Tax revenues last month totaled NT$93.4 billion (US$3.17 billion), down 18.9 percent from a year earlier and 14.8 percent from December, because of the Lunar New Year holiday, the Ministry of Finance said yesterday.
However, the revised figures for December helped drive up last year’s aggregate tax revenues to NT$1.7646 trillion, up 8.8 percent from 2010 and the highest on record, the ministry said.
“The Lunar New Year holiday reduced last month’s number of working days to only 15, five days less than the previous year, which dragged down tax revenues,” Hsu Ray-lin (許瑞琳), deputy director of the ministry’s statistics department, told a press conference.
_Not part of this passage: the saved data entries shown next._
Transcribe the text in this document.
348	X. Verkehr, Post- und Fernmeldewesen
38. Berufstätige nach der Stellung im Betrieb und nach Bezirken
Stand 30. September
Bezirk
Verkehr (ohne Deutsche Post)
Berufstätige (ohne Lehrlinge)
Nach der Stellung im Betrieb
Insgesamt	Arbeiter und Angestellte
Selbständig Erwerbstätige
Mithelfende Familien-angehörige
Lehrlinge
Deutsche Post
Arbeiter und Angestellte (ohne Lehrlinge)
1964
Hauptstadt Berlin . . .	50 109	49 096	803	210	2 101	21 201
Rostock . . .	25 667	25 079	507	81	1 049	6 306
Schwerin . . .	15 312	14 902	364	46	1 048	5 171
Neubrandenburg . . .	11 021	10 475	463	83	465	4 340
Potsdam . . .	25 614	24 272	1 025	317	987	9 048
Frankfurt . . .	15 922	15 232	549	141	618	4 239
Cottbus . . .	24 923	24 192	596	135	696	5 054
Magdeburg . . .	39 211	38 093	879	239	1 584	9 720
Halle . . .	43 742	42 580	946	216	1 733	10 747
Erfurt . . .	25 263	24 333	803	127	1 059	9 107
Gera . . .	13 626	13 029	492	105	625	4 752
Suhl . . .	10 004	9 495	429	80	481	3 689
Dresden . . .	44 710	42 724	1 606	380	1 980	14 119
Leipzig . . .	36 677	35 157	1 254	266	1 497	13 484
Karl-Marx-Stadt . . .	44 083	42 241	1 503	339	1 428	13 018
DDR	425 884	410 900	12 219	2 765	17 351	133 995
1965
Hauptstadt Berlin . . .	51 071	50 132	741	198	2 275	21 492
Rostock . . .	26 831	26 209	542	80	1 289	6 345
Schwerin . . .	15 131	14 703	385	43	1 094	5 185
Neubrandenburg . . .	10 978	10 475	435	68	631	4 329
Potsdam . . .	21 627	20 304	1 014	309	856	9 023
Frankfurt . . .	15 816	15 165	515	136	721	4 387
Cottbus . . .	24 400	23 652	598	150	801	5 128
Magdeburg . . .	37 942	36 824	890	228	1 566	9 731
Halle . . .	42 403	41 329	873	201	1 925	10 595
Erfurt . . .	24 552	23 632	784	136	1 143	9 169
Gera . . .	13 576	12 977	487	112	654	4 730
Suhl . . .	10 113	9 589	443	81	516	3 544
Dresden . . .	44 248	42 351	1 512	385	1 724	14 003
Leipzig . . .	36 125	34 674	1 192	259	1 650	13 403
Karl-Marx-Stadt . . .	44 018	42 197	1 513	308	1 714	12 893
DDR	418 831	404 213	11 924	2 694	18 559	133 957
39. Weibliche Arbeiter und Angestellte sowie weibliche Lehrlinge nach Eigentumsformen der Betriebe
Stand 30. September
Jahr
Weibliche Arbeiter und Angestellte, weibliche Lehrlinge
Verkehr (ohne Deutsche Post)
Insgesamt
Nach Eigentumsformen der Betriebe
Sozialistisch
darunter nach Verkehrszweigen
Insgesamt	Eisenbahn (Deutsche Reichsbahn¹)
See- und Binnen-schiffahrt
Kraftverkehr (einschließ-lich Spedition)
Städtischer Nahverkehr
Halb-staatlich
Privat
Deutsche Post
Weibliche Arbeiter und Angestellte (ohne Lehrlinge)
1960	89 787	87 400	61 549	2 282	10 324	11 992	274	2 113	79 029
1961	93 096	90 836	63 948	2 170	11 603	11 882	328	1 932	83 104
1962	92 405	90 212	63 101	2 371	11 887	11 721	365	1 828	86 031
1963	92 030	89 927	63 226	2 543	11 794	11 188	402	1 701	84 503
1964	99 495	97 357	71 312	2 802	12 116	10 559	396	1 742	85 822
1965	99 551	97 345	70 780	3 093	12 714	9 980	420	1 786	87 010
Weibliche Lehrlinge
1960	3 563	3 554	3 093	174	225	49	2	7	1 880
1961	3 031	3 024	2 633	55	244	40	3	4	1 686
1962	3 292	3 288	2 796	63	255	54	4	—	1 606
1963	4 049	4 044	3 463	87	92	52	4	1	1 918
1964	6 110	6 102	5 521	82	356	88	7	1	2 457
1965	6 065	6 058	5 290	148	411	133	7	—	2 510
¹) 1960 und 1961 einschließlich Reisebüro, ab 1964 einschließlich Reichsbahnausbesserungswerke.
Sales tax revenues last month dropped 15.4 percent, or NT$6.8 billion, from a year earlier to NT$37.7 billion, marking the largest decline by value among all categories, followed by revenues from the securities transaction tax and land value increment tax.
Securities transaction tax revenues last month slid by NT$5.2 billion, or 56.7 percent, from a year earlier to NT$3.9 billion, while land value increment tax revenues declined by NT$3.5 billion, or 39.3 percent year-on-year, to NT$5.4 billion, the ministry said in a report.
Since last year’s Lunar New Year holiday fell in February, Hsu said it would be more accurate to gauge the trend in tax revenues by January to February data with the same period last year.
The ministry also released its revenue target for this year of NT$1.8225 trillion. Last year’s revenue of NT$1.6959 trillion exceeded its target by NT$68.7 billion.
The nation’s tax burden — or tax revenue as a percentage of GDP — rose to 12.8 percent last year from 11.9 percent in 2010, ministry data showed. The burden was at a historic low of 11.7 percent in 2003.